I have used Humalog in my pump before and experienced really hot weather with it and never had a problem. Like someone else said, Apidra is a different story. In my experience, Apidra can't handle heat as well as Humalog/Novalog, but it works so much better for me that I use it. So, just keep that in mind for the future if you ever use Apidra. But if you stick with Humalog or Novalog you should be just fine.

I didn't know that about Apidra. I thought Apidra was well tolerated during warm conditions when used in a pump. I will have to watch that in the future. Thanks, Erin, for the heads up. Apidra works very well for me in my pump.

I second what MBP says. Diabetes can be a pain, but can be completely manageable. It's also a complete balancing act and a learn-as-you-go type of situation. There is plenty of stuff out there on the net that could be scary, particularly if you aren't familiar with the "big picture" (either biological, down to the cellular level; or financial, down to the level of the guy trying to sell you something). Pay no attention to that stuff. I don't.

Worry about what you can control (like your blood sugars) -- that's all you can do -- and you'll get by just fine. I've been doing it for over 30 years, and am prepared to do it for another 30.

So are you saying you haven't had any problems with your Apidra when it's hot, Brian? I use Apidra, but this will be the first summer on a pump I'm living somewhere it gets really hot (like triple digits)

I have pumped both Novolog and Humalog for many years with no heat related problems. For some reason I get better pp numbers with Novolog so I have stuck with it for the last few years.

Best Regards, Mike

I haven't had my pump long enough for it to be very hot. I got it in late summer last year, and it wasn't really hot in Minnesota last summer either. I had heard that Humalog in a pump was subject to plugging. Ihad also heard that Apidra was not. Now Erin says the opposite; thus I am a bit confused. I work in the heat and in the cold, so I am not quite sure what to expect. It didn't freeze up this past winter, although the winter was mild.

Ah, I guess we'll both have to see what happens...kind of like the answer to most D questions! I've had my pump since 1/11, but last summer lived in the Bay Area where if it gets to 75 everyone freaks out over the heatwave. I definitely won't mind if I have to lower all my insulin intake for a few months!

My experience on Apidra is it was great for the first day or two, then like clockwork it would lose potency - really fast. I didn't realize that coming on here that it's not recommended for use in pumps.

Also last summer, I was afraid to spend too much time outside for fear that my insulin would die! I did like Apidra but for me it was the same action and duration of humalog.

My pump clogged on Apidra and has never done it on humalog, FYI. The MM clogging sensors are great, not as good on the ping though.

Can you tell me, Kelly where the info comes from that Apidra is not recommended for use in pumps?
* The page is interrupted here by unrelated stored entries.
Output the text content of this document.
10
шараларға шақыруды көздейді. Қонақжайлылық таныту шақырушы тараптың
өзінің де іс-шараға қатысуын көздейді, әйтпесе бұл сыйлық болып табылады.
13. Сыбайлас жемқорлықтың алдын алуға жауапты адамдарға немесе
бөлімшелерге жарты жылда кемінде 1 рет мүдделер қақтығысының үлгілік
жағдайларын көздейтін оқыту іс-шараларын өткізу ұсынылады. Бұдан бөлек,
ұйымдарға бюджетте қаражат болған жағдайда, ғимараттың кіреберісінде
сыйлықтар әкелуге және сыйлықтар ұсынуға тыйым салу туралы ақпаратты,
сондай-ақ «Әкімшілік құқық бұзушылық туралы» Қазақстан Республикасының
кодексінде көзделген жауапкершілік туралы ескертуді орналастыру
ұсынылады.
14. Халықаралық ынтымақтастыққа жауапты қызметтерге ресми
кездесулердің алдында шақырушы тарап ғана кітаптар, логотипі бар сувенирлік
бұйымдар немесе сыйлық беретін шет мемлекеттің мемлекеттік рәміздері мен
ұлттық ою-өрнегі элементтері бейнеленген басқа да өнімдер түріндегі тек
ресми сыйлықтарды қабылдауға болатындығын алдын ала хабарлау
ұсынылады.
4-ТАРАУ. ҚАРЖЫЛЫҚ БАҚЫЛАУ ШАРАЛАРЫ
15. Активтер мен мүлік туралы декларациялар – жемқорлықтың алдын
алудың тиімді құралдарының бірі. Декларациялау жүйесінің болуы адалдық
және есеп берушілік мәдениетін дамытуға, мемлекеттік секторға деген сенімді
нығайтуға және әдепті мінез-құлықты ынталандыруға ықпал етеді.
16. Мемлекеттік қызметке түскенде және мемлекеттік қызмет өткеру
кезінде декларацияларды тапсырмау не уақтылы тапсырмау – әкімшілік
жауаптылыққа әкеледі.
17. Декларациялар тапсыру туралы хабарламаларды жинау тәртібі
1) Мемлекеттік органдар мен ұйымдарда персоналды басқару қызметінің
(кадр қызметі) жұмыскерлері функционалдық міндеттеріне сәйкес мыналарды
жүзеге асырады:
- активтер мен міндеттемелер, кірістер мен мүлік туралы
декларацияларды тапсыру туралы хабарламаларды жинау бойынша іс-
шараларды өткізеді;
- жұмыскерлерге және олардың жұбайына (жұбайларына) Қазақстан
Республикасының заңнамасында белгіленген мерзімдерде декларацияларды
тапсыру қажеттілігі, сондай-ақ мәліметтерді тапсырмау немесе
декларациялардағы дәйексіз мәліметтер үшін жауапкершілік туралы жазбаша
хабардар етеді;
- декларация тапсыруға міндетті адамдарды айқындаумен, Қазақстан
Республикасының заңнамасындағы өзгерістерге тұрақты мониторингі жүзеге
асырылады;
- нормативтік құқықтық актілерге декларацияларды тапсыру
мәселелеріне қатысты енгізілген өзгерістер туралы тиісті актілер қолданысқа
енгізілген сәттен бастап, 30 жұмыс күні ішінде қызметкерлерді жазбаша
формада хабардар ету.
I've never heard that at all.

I think that was once true but it has now changed. If you read the paper insert inside of a vial of Apidra, it now says that it shouldn’t be used in a pump for more than 2 days (not 3 days like the other 'logs).

Personally, I found my reservoir running empty a lot with a 2-day supply, and since I couldn’t carry a spare vial with me without refrigeration, I ended up switching back to Novolog rather quickl?y out of necessity.